Under the Administrative Procedure Act, the EPA also must give good reasons for suspending or repealing a regulation at the time that decision is finalized. But Pruitt recently blew off this requirement when he indefinitely suspended the compliance deadlines in a regulation seeking to improve safety at facilities that deal in dangerous and explosive chemicals. He provided no reasons for the change beyond the fact that the EPA was considering repealing the rule at some unspecified point in the future. But federal agencies are not authorized to suspend rules first and figure out their reasons later. They are supposed to give their reasons so that the public can comment on them before a deregulatory move.

The EPA must weigh the costs and benefits of any decision to cancel public health or environmental protections.

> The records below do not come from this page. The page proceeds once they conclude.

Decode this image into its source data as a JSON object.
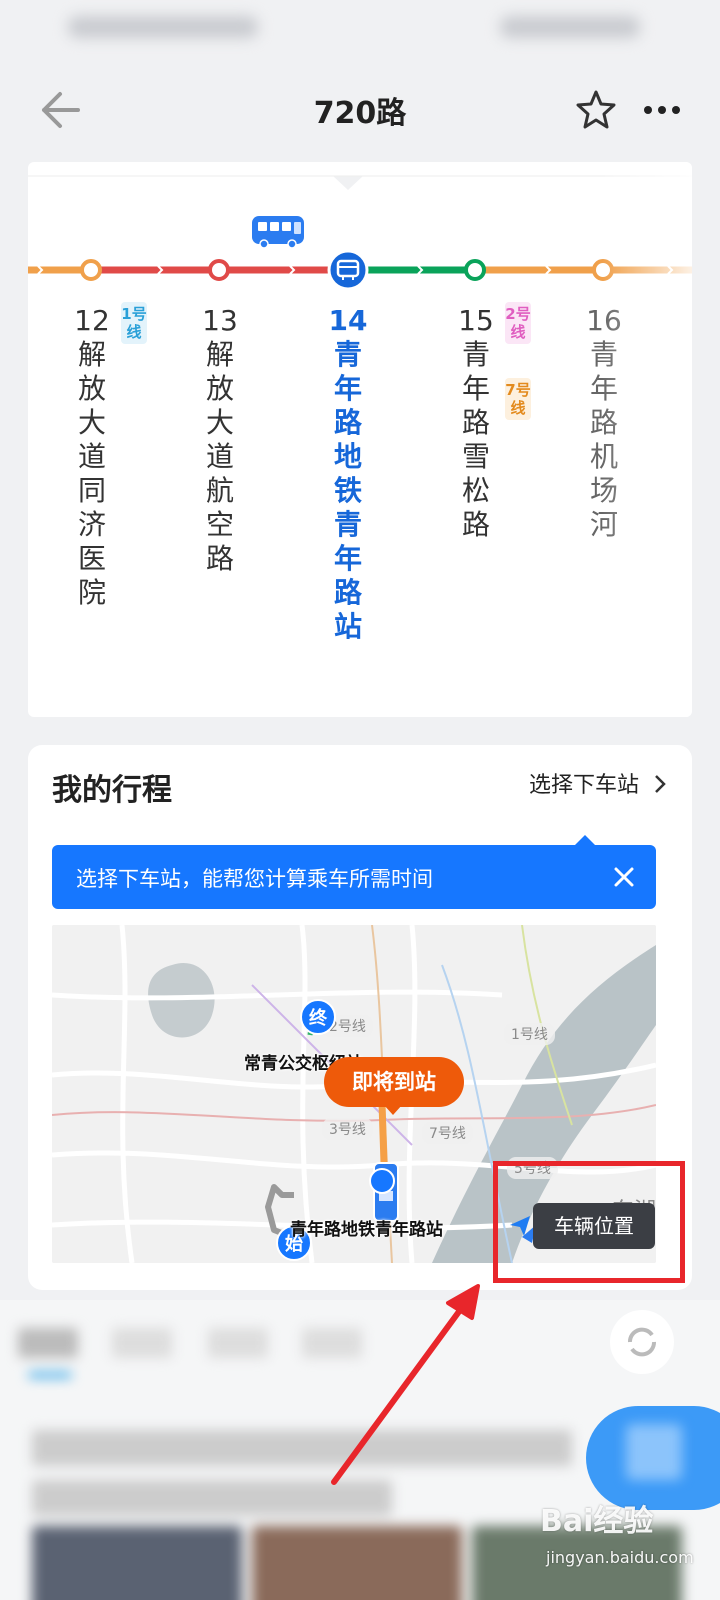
{
  "header": {
    "title": "720路",
    "back_icon": "arrow-left-icon",
    "favorite_icon": "star-icon",
    "more_icon": "more-dots-icon"
  },
  "route": {
    "stops": [
      {
        "num": "12",
        "name": "解放大道同济医院",
        "state": "passed"
      },
      {
        "num": "13",
        "name": "解放大道航空路",
        "state": "passed"
      },
      {
        "num": "14",
        "name": "青年路地铁青年路站",
        "state": "current"
      },
      {
        "num": "15",
        "name": "青年路雪松路",
        "state": "upcoming"
      },
      {
        "num": "16",
        "name": "青年路机场河",
        "state": "upcoming"
      }
    ],
    "transfer_tags": [
      {
        "text": "1号线",
        "after_stop": "12",
        "color": "#2aa0d8"
      },
      {
        "text": "2号线",
        "after_stop": "15",
        "color": "#e05ec0"
      },
      {
        "text": "7号线",
        "after_stop": "15",
        "color": "#e38a1d"
      }
    ],
    "colors": {
      "slow": "#e04a48",
      "smooth": "#0aa35a",
      "unknown": "#f0a04b",
      "accent": "#1667d9"
    }
  },
  "trip": {
    "title": "我的行程",
    "select_stop_label": "选择下车站",
    "tip_text": "选择下车站，能帮您计算乘车所需时间",
    "map": {
      "end_pin": "终",
      "start_pin": "始",
      "end_station": "常青公交枢纽站",
      "current_station": "青年路地铁青年路站",
      "arrive_bubble": "即将到站",
      "line_labels": [
        "1号线",
        "2号线",
        "3号线",
        "7号线",
        "5号线"
      ],
      "district": "东湖"
    },
    "vehicle_position_label": "车辆位置"
  },
  "watermark": {
    "main": "Bai经验",
    "sub": "jingyan.baidu.com"
  }
}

Instead, Pruitt has been using a variety of excuses to ignore the lost health and environmental benefits that result from his rollbacks. For example, in a recent proposal to suspend a Clean Air Act rule, the EPA stated that information about the forgone benefits of the rule is “currently unavailable” — despite the fact that the details of the original rule’s benefits were published just last year and remain available to all. In a proposal to repeal a major Clean Water Act rule, the EPA claimed that a large category of benefits can no longer be quantified because the data that the agency originally relied on was published before 2000. But data that was just as old was fine when it came to calculating the cost savings of the proposed repeal. And in suspending the compliance deadlines in the rule updating safety measures at chemical facilities, the EPA absurdly claimed that the benefits of the rule will “not be impacted” despite the indefinite delay of safety improvements that will help reduce danger to police and firefighters responding to chemical disasters.

Pruitt’s willingness to play fast and loose has helped his anti-regulatory reputation soar. But the brazen deficiencies in the agency’s work exposing the hollowness of Pruitt’s “rule of law” rhetoric should give Pruitt’s supporters pause. Once the judicial challenges run their course, Pruitt may be striking out a lot more.